UMA reinterpretação da tradicional marisqueira lisboeta é a Marisco azul, recém-chegado à Praça do Comércio mas com muita experiência no Mercado da Ribeira. Moderno em sua forma – o design de interiores é obra de Anahory Almeida & Labarthe Architects –, seu fundo clássico é o que realmente prende: o peixe e marisco mais fresco dos mercados portugueses respeitar a sazonalidade e a sustentabilidade do mar. Começa com o churrasco e termina com um Eu pergunto, o sanduíche de muffin e o filé bovino ultrafino que é servido como o culminar de qualquer prato de marisco em Lisboa.

Frutos do mar Uma.

Frutos do mar Uma.

Embora para o classicismo formal o da cervejaria Gambrinus, onde os garçons atenciosos atendem você tão impecavelmente quanto o terno e a gravata que usam. As pessoas vão para o quarto congeladas no tempo –o arquiteto Mauricio de Vasconcelos o decorou na década de 1960– para fechar negócios diante de algumas amêijoas de pato à Bulhão, arroz de pescador de campeonato e um café de sifão de protocolo. Ver como eles preparam é um espetáculo.
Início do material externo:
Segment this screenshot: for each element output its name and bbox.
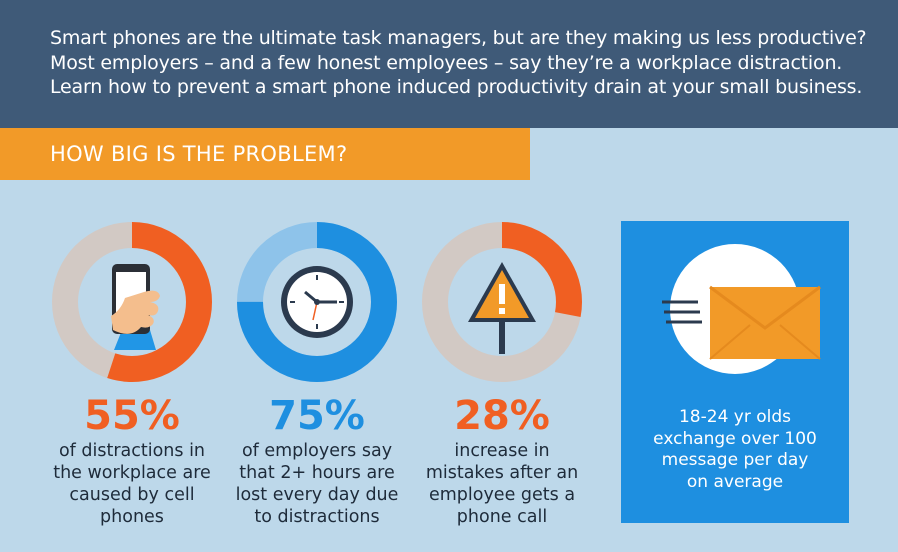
- description-line: exchange over 100: [653, 428, 817, 449]
- distractions-donut: [52, 222, 212, 382]
- description-line: to distractions: [254, 507, 380, 527]
- description-line: message per day: [661, 450, 809, 470]
- speed-lines: [662, 300, 702, 324]
- section-banner: HOW BIG IS THE PROBLEM?: [0, 128, 530, 180]
- description-line: phones: [100, 507, 164, 527]
- description-line: employee gets a: [428, 485, 576, 505]
- mistakes-donut: [422, 222, 582, 382]
- description-line: caused by cell: [69, 485, 195, 505]
- employers-arc: [237, 222, 397, 382]
- employers-donut: [237, 222, 397, 382]
- distractions-percent: 55%: [84, 393, 180, 439]
- description-line: 18-24 yr olds: [678, 407, 792, 427]
- intro-line-3: Learn how to prevent a smart phone induc…: [50, 76, 863, 98]
- employers-description: of employers say that 2+ hours are lost …: [217, 440, 417, 528]
- distractions-description: of distractions in the workplace are cau…: [32, 440, 232, 528]
- description-line: that 2+ hours are: [239, 463, 395, 483]
- mistakes-description: increase in mistakes after an employee g…: [402, 440, 602, 528]
- description-line: increase in: [454, 441, 550, 461]
- intro-line-2: Most employers – and a few honest employ…: [50, 51, 843, 74]
- description-line: the workplace are: [53, 463, 211, 483]
- description-line: phone call: [456, 507, 548, 527]
- mistakes-arc: [422, 222, 582, 382]
- message-description: 18-24 yr olds exchange over 100 message …: [621, 407, 849, 493]
- intro-header: [0, 0, 898, 128]
- intro-line-1: Smart phones are the ultimate task manag…: [50, 27, 867, 49]
- envelope-icon: [662, 285, 821, 360]
- description-line: lost every day due: [235, 485, 399, 505]
- employers-percent: 75%: [269, 393, 365, 439]
- description-line: on average: [686, 471, 784, 492]
- smartphone-hand-icon: [111, 264, 160, 350]
- description-line: of distractions in: [58, 441, 206, 461]
- description-line: of employers say: [241, 441, 393, 461]
- mistakes-percent: 28%: [454, 393, 550, 439]
- clock-icon: [281, 266, 353, 338]
- section-title: HOW BIG IS THE PROBLEM?: [50, 142, 348, 166]
- description-line: mistakes after an: [425, 463, 579, 483]
- distractions-arc: [52, 222, 212, 382]
- intro-text: Smart phones are the ultimate task manag…: [50, 26, 880, 100]
- warning-sign-icon: [468, 262, 536, 354]
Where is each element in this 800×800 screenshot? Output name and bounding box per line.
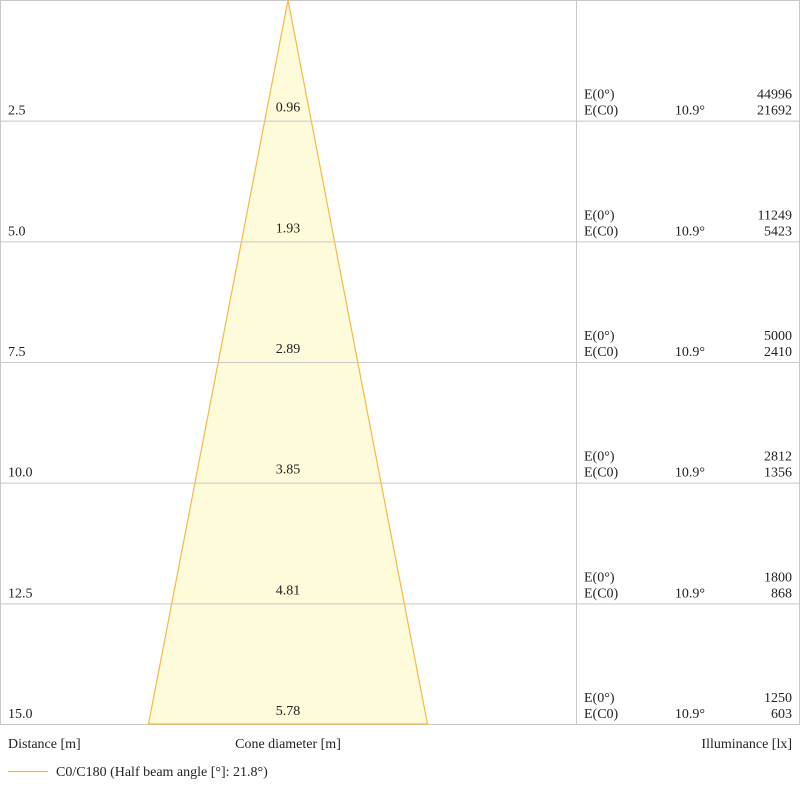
e0-label: E(0°) bbox=[584, 329, 615, 344]
legend-label: C0/C180 (Half beam angle [°]: 21.8°) bbox=[56, 765, 268, 780]
ec0-label: E(C0) bbox=[584, 586, 619, 601]
ec0-value: 1356 bbox=[764, 466, 792, 481]
e0-label: E(0°) bbox=[584, 570, 615, 585]
ec0-value: 21692 bbox=[757, 104, 792, 119]
x-label-left: Distance [m] bbox=[8, 737, 81, 752]
diameter-label: 1.93 bbox=[276, 221, 301, 236]
angle-label: 10.9° bbox=[675, 466, 705, 481]
ec0-label: E(C0) bbox=[584, 345, 619, 360]
angle-label: 10.9° bbox=[675, 345, 705, 360]
distance-label: 15.0 bbox=[8, 707, 33, 722]
angle-label: 10.9° bbox=[675, 224, 705, 239]
e0-value: 44996 bbox=[757, 88, 792, 103]
distance-label: 2.5 bbox=[8, 104, 26, 119]
e0-value: 1800 bbox=[764, 570, 792, 585]
ec0-label: E(C0) bbox=[584, 224, 619, 239]
distance-label: 5.0 bbox=[8, 224, 26, 239]
ec0-value: 868 bbox=[771, 586, 792, 601]
diameter-label: 2.89 bbox=[276, 342, 301, 357]
ec0-label: E(C0) bbox=[584, 104, 619, 119]
e0-value: 1250 bbox=[764, 691, 792, 706]
e0-label: E(0°) bbox=[584, 691, 615, 706]
e0-label: E(0°) bbox=[584, 450, 615, 465]
angle-label: 10.9° bbox=[675, 586, 705, 601]
distance-label: 12.5 bbox=[8, 586, 33, 601]
x-label-right: Illuminance [lx] bbox=[701, 737, 792, 752]
ec0-label: E(C0) bbox=[584, 707, 619, 722]
ec0-value: 2410 bbox=[764, 345, 792, 360]
e0-value: 2812 bbox=[764, 450, 792, 465]
e0-value: 11249 bbox=[758, 208, 792, 223]
ec0-value: 603 bbox=[771, 707, 792, 722]
diameter-label: 4.81 bbox=[276, 583, 301, 598]
diameter-label: 3.85 bbox=[276, 463, 301, 478]
x-label-center: Cone diameter [m] bbox=[235, 737, 341, 752]
angle-label: 10.9° bbox=[675, 707, 705, 722]
diameter-label: 0.96 bbox=[276, 101, 301, 116]
e0-label: E(0°) bbox=[584, 208, 615, 223]
distance-label: 10.0 bbox=[8, 466, 33, 481]
e0-label: E(0°) bbox=[584, 88, 615, 103]
ec0-value: 5423 bbox=[764, 224, 792, 239]
angle-label: 10.9° bbox=[675, 104, 705, 119]
ec0-label: E(C0) bbox=[584, 466, 619, 481]
diameter-label: 5.78 bbox=[276, 704, 301, 719]
e0-value: 5000 bbox=[764, 329, 792, 344]
distance-label: 7.5 bbox=[8, 345, 26, 360]
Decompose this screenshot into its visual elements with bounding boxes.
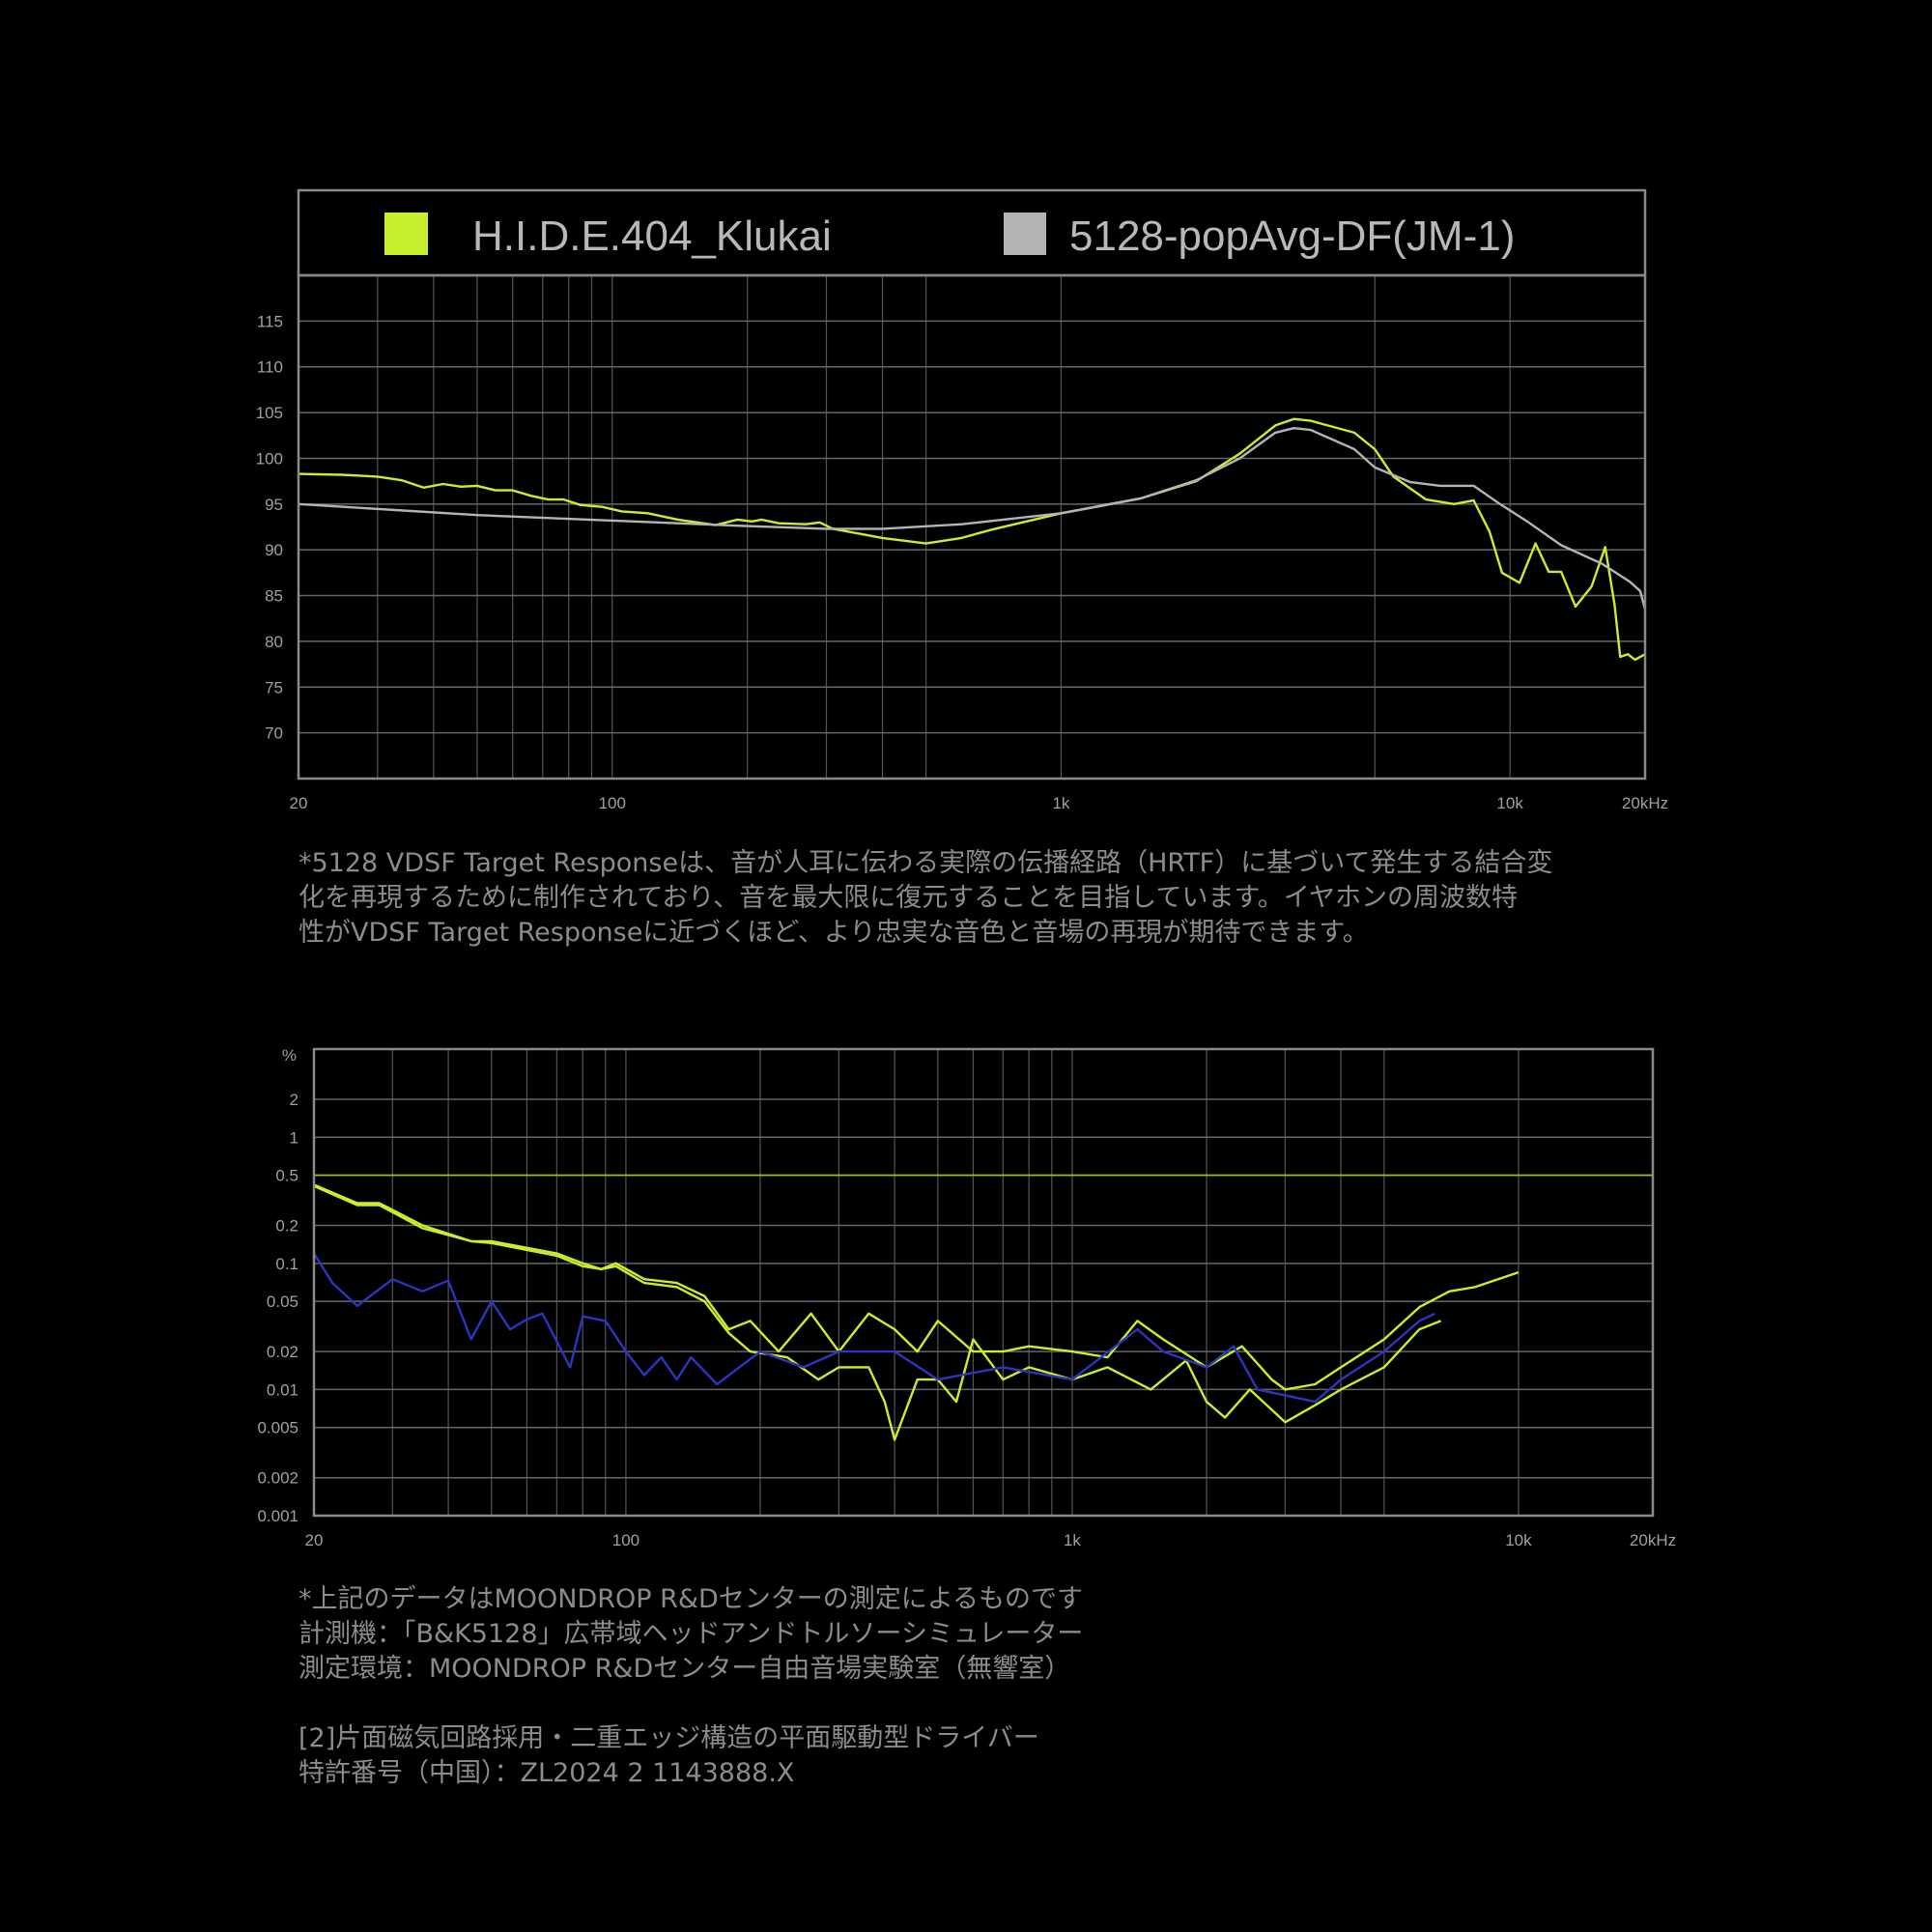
x-tick-label: 1k bbox=[1064, 1531, 1081, 1549]
y-tick-label: 0.5 bbox=[275, 1167, 298, 1185]
y-tick-label: 0.002 bbox=[257, 1469, 298, 1488]
description-line: 化を再現するために制作されており、音を最大限に復元することを目指しています。イヤ… bbox=[298, 883, 1518, 913]
y-tick-label: 0.001 bbox=[257, 1507, 298, 1525]
description-line: 性がVDSF Target Responseに近づくほど、より忠実な音色と音場の… bbox=[298, 918, 1369, 948]
y-tick-label: 0.1 bbox=[275, 1255, 298, 1273]
note-line: 測定環境：MOONDROP R&Dセンター自由音場実験室（無響室） bbox=[298, 1654, 1071, 1684]
y-unit-label: % bbox=[282, 1046, 297, 1065]
legend-swatch-klukai bbox=[384, 213, 428, 255]
frequency-response-chart: H.I.D.E.404_Klukai 5128-popAvg-DF(JM-1) … bbox=[256, 188, 1668, 812]
x-tick-label: 10k bbox=[1496, 794, 1523, 812]
x-tick-label: 1k bbox=[1052, 794, 1069, 812]
x-tick-label: 10k bbox=[1505, 1531, 1532, 1549]
y-tick-label: 85 bbox=[265, 587, 283, 606]
note-line: *上記のデータはMOONDROP R&Dセンターの測定によるものです bbox=[298, 1584, 1083, 1614]
legend-label-klukai: H.I.D.E.404_Klukai bbox=[472, 213, 832, 260]
legend-swatch-target bbox=[1004, 213, 1046, 255]
note-line: 特許番号（中国）：ZL2024 2 1143888.X bbox=[298, 1758, 795, 1788]
series-line-1 bbox=[298, 427, 1647, 611]
y-tick-label: 105 bbox=[256, 404, 283, 422]
x-tick-label: 100 bbox=[599, 794, 626, 812]
y-tick-label: 75 bbox=[265, 678, 283, 696]
x-tick-label: 20kHz bbox=[1622, 794, 1668, 812]
measurement-notes: *上記のデータはMOONDROP R&Dセンターの測定によるものです 計測機：「… bbox=[298, 1582, 1083, 1791]
legend-label-target: 5128-popAvg-DF(JM-1) bbox=[1069, 213, 1515, 260]
description-line: *5128 VDSF Target Responseは、音が人耳に伝わる実際の伝… bbox=[298, 848, 1553, 878]
note-line bbox=[298, 1687, 1083, 1721]
note-line: 計測機：「B&K5128」広帯域ヘッドアンドトルソーシミュレーター bbox=[298, 1619, 1084, 1649]
y-tick-label: 0.05 bbox=[267, 1293, 298, 1311]
y-tick-label: 0.02 bbox=[267, 1343, 298, 1361]
y-tick-label: 2 bbox=[290, 1091, 298, 1109]
y-tick-label: 110 bbox=[257, 358, 283, 377]
note-line: [2]片面磁気回路採用・二重エッジ構造の平面駆動型ドライバー bbox=[298, 1723, 1039, 1753]
y-tick-label: 90 bbox=[265, 541, 283, 559]
series-line-0 bbox=[298, 417, 1646, 662]
target-response-description: *5128 VDSF Target Responseは、音が人耳に伝わる実際の伝… bbox=[298, 846, 1552, 951]
series-line-1 bbox=[313, 1184, 1442, 1441]
y-tick-label: 115 bbox=[257, 312, 283, 330]
series-line-2 bbox=[312, 1252, 1436, 1404]
plot-frame bbox=[312, 1047, 1655, 1518]
y-tick-label: 0.2 bbox=[275, 1217, 298, 1236]
y-tick-label: 100 bbox=[256, 449, 283, 468]
series-line-0 bbox=[313, 1183, 1520, 1391]
y-tick-label: 1 bbox=[290, 1128, 298, 1147]
y-tick-label: 0.01 bbox=[267, 1380, 298, 1399]
y-tick-label: 70 bbox=[265, 724, 283, 743]
y-tick-label: 80 bbox=[265, 633, 283, 651]
x-tick-label: 20 bbox=[290, 794, 308, 812]
x-tick-label: 20kHz bbox=[1630, 1531, 1676, 1549]
x-tick-label: 100 bbox=[612, 1531, 639, 1549]
x-tick-label: 20 bbox=[305, 1531, 324, 1549]
plot-frame bbox=[297, 273, 1647, 781]
y-tick-label: 0.005 bbox=[257, 1419, 298, 1437]
y-tick-label: 95 bbox=[265, 496, 283, 514]
distortion-chart: 2 1 0.5 0.2 0.1 0.05 0.02 0.01 0.005 0.002 0.001% 2… bbox=[257, 1046, 1676, 1549]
Disruptivo e nada clássico, é, em vez disso, Hugo Brito, proprietário da Boi Cavalo, um restaurante provocante localizado em Alfama, antiga zona piscatória onde a melancolia portuguesa ainda permeia tudo, É considerado o berço do fado por uma razão.

Neste pedacinho da essência de Lisboa - para passear entre fachadas lascadas e senhoras no fresco às portas de suas casas com a novela tocando ao fundo –, o chef insistiu em continuar quebrando as regras culinárias mais tradicionais à base de espumas, desconstruções e misturas tão loucas como amêijoas com caril verde e foie gras.

Brito foi um desses jovens chefs portugueses que em 2017 assinou o manifesto para o futuro da gastronomia portuguesa em que eles prometeram proteger a identidade gastronómica do seu país sem a necessidade de dar as costas à subversão e à criatividade.

Portanto, em Boi-Cavalo, que ocupa um antigo açougue que mantém a porta original da câmara frigorífica, continuam a explorar todos os dias conceito bistronómico tão raro em Lisboa onde você pode encontrar um hambúrguer de camarão com queijo e brioche rancho de estragão, além de um Escalope crocante de galo com Bulhão Pato com alcaparras.

Gambrinus Lisboa.

Gambrinus Lisboa.

DOCE E LITERÁRIA

Inalteráveis eles duram por um século Receitas francesas e decoração estilo Luís XIV –com pinturas de Benvindo Ceia, vitrais e estuques– da pastelaria Versalhes (Avenida da República, 15). Um lugar refinado para ir para seu russo com chantilly ou seu bolo indiano e onde ficar (horas) para o seu café de saco, que já está filtrado e misturado em partes iguais com leite em uma espécie de garrafa térmica para que você só peça um galão.

O Martinho da Arcada é o café mais antigo de Lisboa. Está aberto sob as arcadas da Praça do Comércio desde 1782 e houve um tempo em que a discussão política, social e cultural que marcava a agenda da cidade se dava em torno de suas mesas de madeira e mármore, uma delas, aliás, reservada diariamente há quase cem anos a Fernando Pessoa.

Uma xícara de café, um livro e um chapéu perpetuar a memória do mais brilhante poeta da língua portuguesa em um canto da sala interna, onde você se sentará animadamente para tirar uma foto e da qual se levantará com ímpeto assim que o garçom fizer uma piada que você acabou de sentar em cima dele, já que o escritor nunca perde seu compromisso literário.

Martinho da Arcada.

Martinho da Arcada.

Outro grande também tem mesa neste café é José Saramago, mas talvez prefira ir à nova casa do Prémio Nobel em Alfama: a Casa Dois Bicos, uma mansão do século XVI que pertenceu ao vice-rei da Índia Alfonso de Albuquerque e em que hoje a Fundação José Saramago.

Lá fora, sob uma oliveira localizada em frente à sua fachada de pedras esculpidas em forma de pontas de diamante (o bicos), repousam as cinzas do escritor e, dentro, sua esposa, Pilar del Río, à frente da fundação, é responsável por manter seu trabalho vivo, mas também o seu legado: “Saramago ensinou-nos a questionar a realidade para nos curar dessa cegueira que está nos fazendo perder os grandes valores”. E as grandes cidades, nós sustentamos.